More than half of UK insurers have now embedded AI into core business functions but a growing gap between ambition and execution is emerging as the industry's most pressing strategic challenge, according to new research.
The findings come from Earnix's Insurance 2026: AI Trends Bulletin, based on responses from 40 UK insurance leaders as part of a wider survey of more than 400 global insurance executives. The report found that while UK insurers have clearly moved beyond the pilot phase, many are struggling to translate isolated AI deployments into enterprise-wide operational decisioning.
According to the research, 55% of UK insurers said AI is already integrated into some business functions. This headline figure marks a significant shift from cautious, proof-of-concept approach that characterised the market as early as 2024. A separate report on Lloyd's market found that around 50% of firms reported limited or no AI implementation in 2025, with adoption accelerating sharply in the 12 months that followed.
That acceleration now has parliamentary weight behind it.
Evidence submitted to the House of Commons Treasury Committee found that more than 75% of UK financial services firms are now using AI, with the largest take-up among insurers and international banks.
Published in January 2026, the Committee's report concluded that the Bank of England, the FCA and the Treasury are exposing the public and the financial system to potentially serious harm through what it described as a wait-and-see approach to AI risk management in financial services.
The Earnix data also showed that UK insurers are concentrating their efforts on operational workflows. Claims processing, policy issuance and the handling of unstructured data are the primary deployment areas, with customer retention and personalisation ranking lower as current priorities. The generative AI figures are particularly striking, with 98% of UK insurers either already using or planning to use generative AI to process unstructured data, a figure significantly ahead of the global average.
Adrian Mincher, head of UK, Ireland and South Africa at Earnix, said the direction of travel is clear but the hard work is only beginning.

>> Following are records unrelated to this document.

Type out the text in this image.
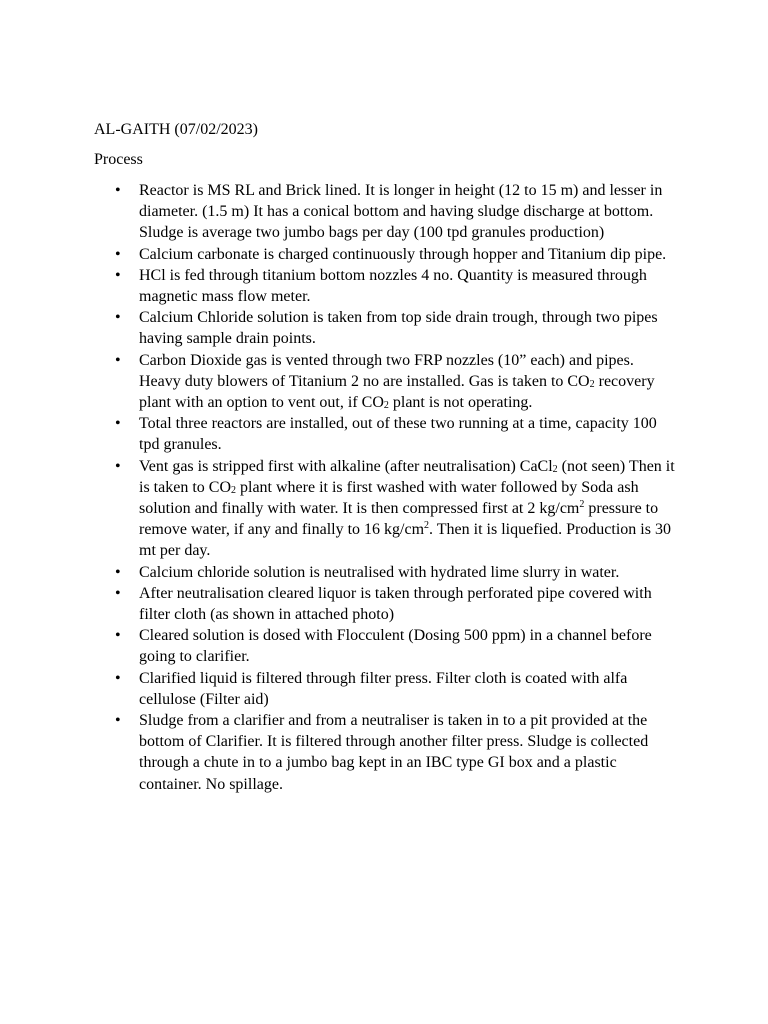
AL-GAITH (07/02/2023)

Process

• Reactor is MS RL and Brick lined. It is longer in height (12 to 15 m) and lesser in diameter. (1.5 m) It has a conical bottom and having sludge discharge at bottom. Sludge is average two jumbo bags per day (100 tpd granules production)
• Calcium carbonate is charged continuously through hopper and Titanium dip pipe.
• HCl is fed through titanium bottom nozzles 4 no. Quantity is measured through magnetic mass flow meter.
• Calcium Chloride solution is taken from top side drain trough, through two pipes having sample drain points.
• Carbon Dioxide gas is vented through two FRP nozzles (10” each) and pipes. Heavy duty blowers of Titanium 2 no are installed. Gas is taken to $CO_2$ recovery plant with an option to vent out, if $CO_2$ plant is not operating.
• Total three reactors are installed, out of these two running at a time, capacity 100 tpd granules.
• Vent gas is stripped first with alkaline (after neutralisation) CaCl$_2$ (not seen) Then it is taken to $CO_2$ plant where it is first washed with water followed by Soda ash solution and finally with water. It is then compressed first at 2 $kg/cm^2$ pressure to remove water, if any and finally to 16 $kg/cm^2$. Then it is liquefied. Production is 30 mt per day.
• Calcium chloride solution is neutralised with hydrated lime slurry in water.
• After neutralisation cleared liquor is taken through perforated pipe covered with filter cloth (as shown in attached photo)
• Cleared solution is dosed with Flocculent (Dosing 500 ppm) in a channel before going to clarifier.
• Clarified liquid is filtered through filter press. Filter cloth is coated with alfa cellulose (Filter aid)
• Sludge from a clarifier and from a neutraliser is taken in to a pit provided at the bottom of Clarifier. It is filtered through another filter press. Sludge is collected through a chute in to a jumbo bag kept in an IBC type GI box and a plastic container. No spillage.
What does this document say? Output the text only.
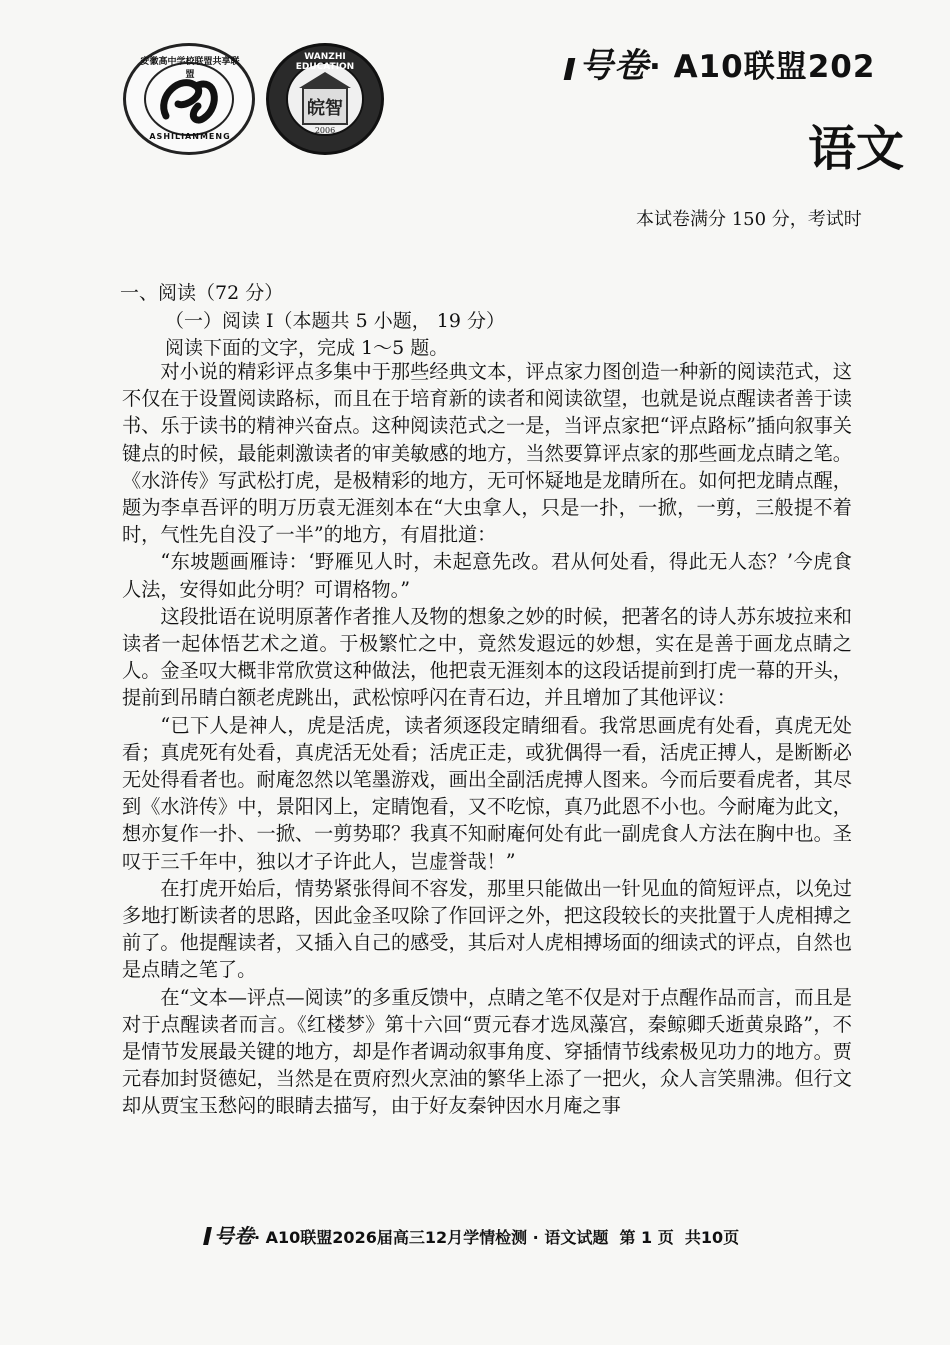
安徽高中学校联盟共享联盟
ASHILIANMENG
WANZHI EDUCATION
皖智
2006
号卷· A10联盟202
语文
本试卷满分 150 分，考试时
一、阅读（72 分）
（一）阅读 I（本题共 5 小题， 19 分）
阅读下面的文字，完成 1～5 题。

对小说的精彩评点多集中于那些经典文本，评点家力图创造一种新的阅读范式，这不仅在于设置阅读路标，而且在于培育新的读者和阅读欲望，也就是说点醒读者善于读书、乐于读书的精神兴奋点。这种阅读范式之一是，当评点家把“评点路标”插向叙事关键点的时候，最能刺激读者的审美敏感的地方，当然要算评点家的那些画龙点睛之笔。《水浒传》写武松打虎，是极精彩的地方，无可怀疑地是龙睛所在。如何把龙睛点醒，题为李卓吾评的明万历袁无涯刻本在“大虫拿人，只是一扑，一掀，一剪，三般提不着时，气性先自没了一半”的地方，有眉批道：

“东坡题画雁诗：‘野雁见人时，未起意先改。君从何处看，得此无人态？’今虎食人法，安得如此分明？可谓格物。”

这段批语在说明原著作者推人及物的想象之妙的时候，把著名的诗人苏东坡拉来和读者一起体悟艺术之道。于极繁忙之中，竟然发遐远的妙想，实在是善于画龙点睛之人。金圣叹大概非常欣赏这种做法，他把袁无涯刻本的这段话提前到打虎一幕的开头，提前到吊睛白额老虎跳出，武松惊呼闪在青石边，并且增加了其他评议：

“已下人是神人，虎是活虎，读者须逐段定睛细看。我常思画虎有处看，真虎无处看；真虎死有处看，真虎活无处看；活虎正走，或犹偶得一看，活虎正搏人，是断断必无处得看者也。耐庵忽然以笔墨游戏，画出全副活虎搏人图来。今而后要看虎者，其尽到《水浒传》中，景阳冈上，定睛饱看，又不吃惊，真乃此恩不小也。今耐庵为此文，想亦复作一扑、一掀、一剪势耶？我真不知耐庵何处有此一副虎食人方法在胸中也。圣叹于三千年中，独以才子许此人，岂虚誉哉！”

在打虎开始后，情势紧张得间不容发，那里只能做出一针见血的简短评点，以免过多地打断读者的思路，因此金圣叹除了作回评之外，把这段较长的夹批置于人虎相搏之前了。他提醒读者，又插入自己的感受，其后对人虎相搏场面的细读式的评点，自然也是点睛之笔了。

在“文本—评点—阅读”的多重反馈中，点睛之笔不仅是对于点醒作品而言，而且是对于点醒读者而言。《红楼梦》第十六回“贾元春才选凤藻宫，秦鲸卿夭逝黄泉路”，不是情节发展最关键的地方，却是作者调动叙事角度、穿插情节线索极见功力的地方。贾元春加封贤德妃，当然是在贾府烈火烹油的繁华上添了一把火，众人言笑鼎沸。但行文却从贾宝玉愁闷的眼睛去描写，由于好友秦钟因水月庵之事

号卷· A10联盟2026届高三12月学情检测 · 语文试题 第 1 页 共10页
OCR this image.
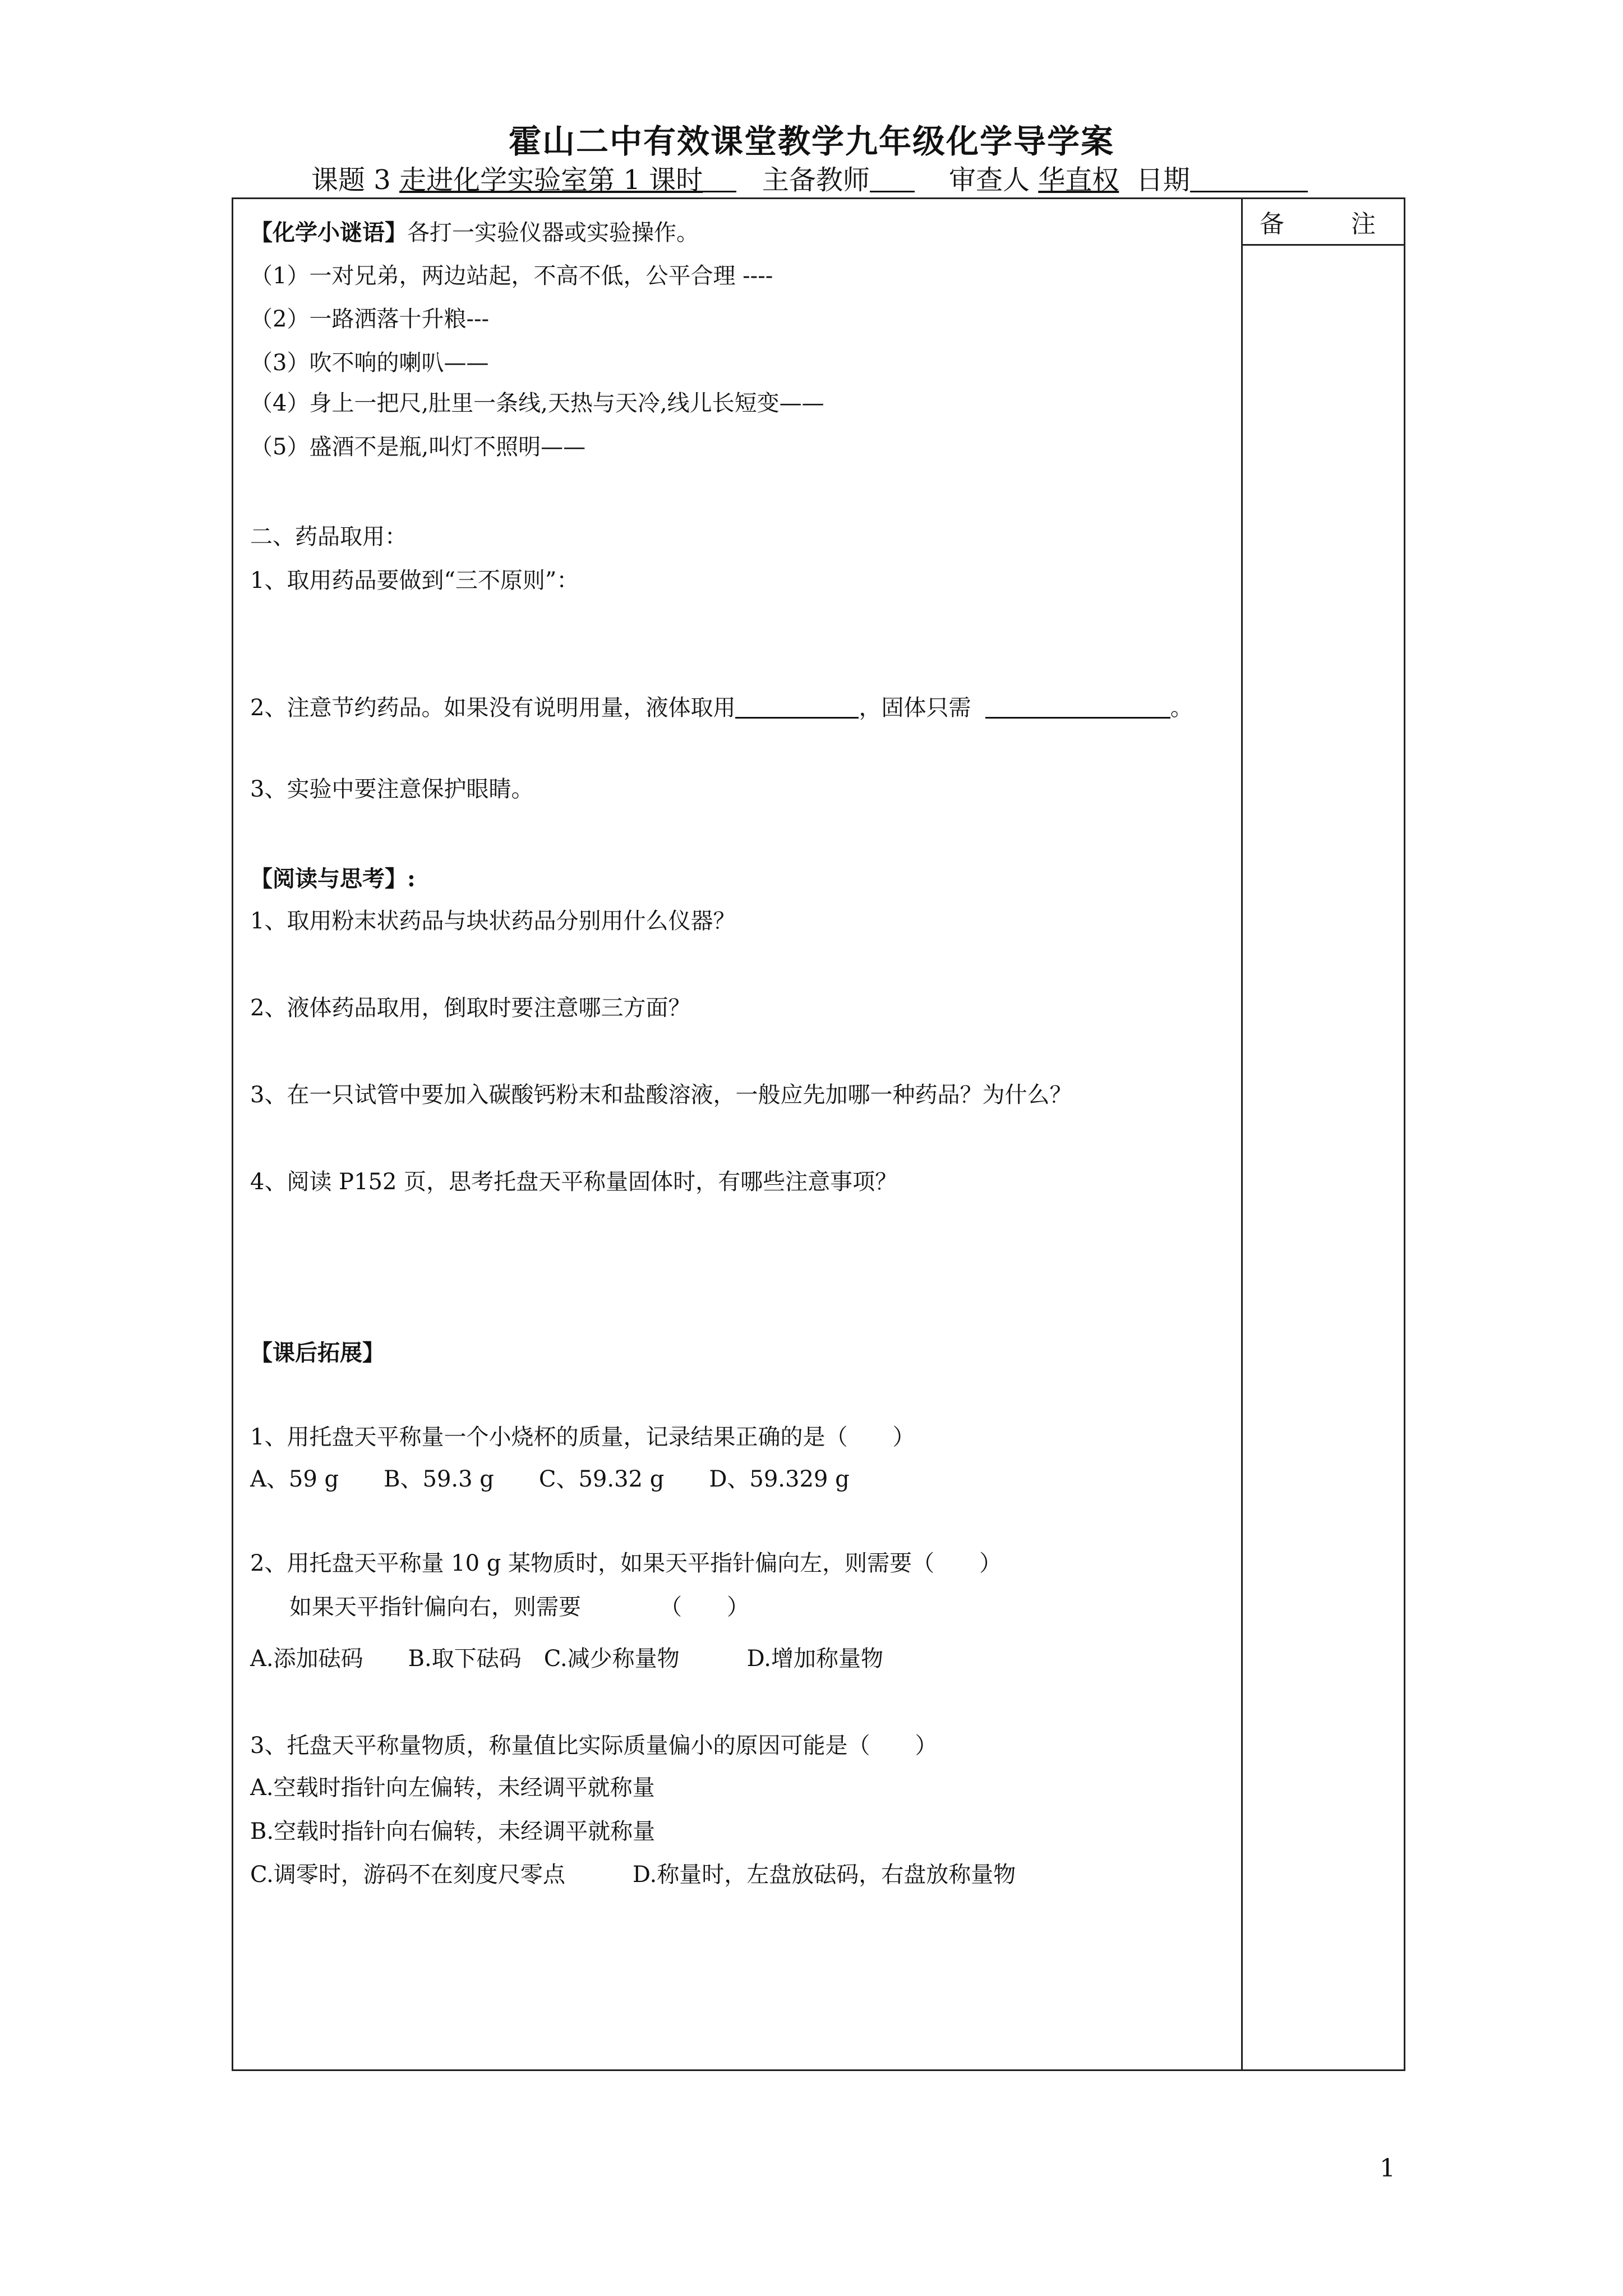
霍山二中有效课堂教学九年级化学导学案
课题 3 走进化学实验室第 1 课时 主备教师	审查人 华直权 日期
备	注
【化学小谜语】各打一实验仪器或实验操作。
（1）一对兄弟，两边站起，不高不低，公平合理 ----
（2）一路洒落十升粮---
（3）吹不响的喇叭——
（4）身上一把尺,肚里一条线,天热与天冷,线儿长短变——
（5）盛酒不是瓶,叫灯不照明——
二、药品取用：
1、取用药品要做到“三不原则”：
2、注意节约药品。如果没有说明用量，液体取用	，固体只需	。
3、实验中要注意保护眼睛。
【阅读与思考】:
1、取用粉末状药品与块状药品分别用什么仪器？
2、液体药品取用，倒取时要注意哪三方面？
3、在一只试管中要加入碳酸钙粉末和盐酸溶液，一般应先加哪一种药品？为什么？
4、阅读 P152 页，思考托盘天平称量固体时，有哪些注意事项？
【课后拓展】
1、用托盘天平称量一个小烧杯的质量，记录结果正确的是（　　）
A、59 g　　B、59.3 g　　C、59.32 g　　D、59.329 g
2、用托盘天平称量 10 g 某物质时，如果天平指针偏向左，则需要（　　）
如果天平指针偏向右，则需要　　　　（　　）
A.添加砝码　　B.取下砝码　C.减少称量物　　　D.增加称量物
3、托盘天平称量物质，称量值比实际质量偏小的原因可能是（　　）
A.空载时指针向左偏转，未经调平就称量
B.空载时指针向右偏转，未经调平就称量
C.调零时，游码不在刻度尺零点　　　D.称量时，左盘放砝码，右盘放称量物
1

"UK insurers have clearly moved beyond experimenting with AI in isolated pilots," said Mincher. "What comes through strongly in this research is that the pressure has shifted to making AI work consistently in the real world, inside pricing, underwriting, claims and customer decision-making, where speed, governance and commercial performance all matter at the same time."
Despite the pace of adoption, Earnix identified a persistent gap between deployment and scale. Thirty percent (30%) of UK insurers admitted they are significantly lagging behind customer expectations on personalisation, and 53% said regulation is moderately slowing AI innovation.
Governance is compounding the problem. Despite strong oversight structures, only 28% of UK insurance leaders strongly agree that their governance cadence is sufficient, highlighting a growing gap between existing frameworks and the pace of AI deployment.
Talent is an equally significant constraint. A separate Accenture survey found that a quarter of insurance executives cited skilled talent shortages as the main factor limiting their ability to extract value from AI.
FDM Group's Mayank Arora noted that many carriers still run on older core systems and have strong actuarial and risk functions but often lack deep AI engineering and data science expertise, with the gap becoming most visible when insurers attempt to move proof-of-concepts into live production systems.
According to the research, 91% of UK insurers plan to increase investment in third-party data, reflecting a recognition that AI performance is only as strong as its inputs. Around 80% of insurers remain concerned about the quality of data feeding their AI models. Meanwhile, a separate industry report found that insurers manage an average of 17 separate data sources feeding premium processes, with data fragmentation identified as the single biggest integration obstacle.
The consensus at BIBA 2026 was that the industry has broadly accepted AI as a commercial necessity but is still working through the legal, regulatory and operational implications, with the firms best positioned being those treating AI adoption as a governance challenge rather than a technology project.
Mincher's conclusion reflects that framing.
"The conversation around AI is becoming far more practical now, less about testing the technology, and more about whether insurers can bridge the execution gap and actually embed AI confidently and at scale into the way decisions get made every day," he said.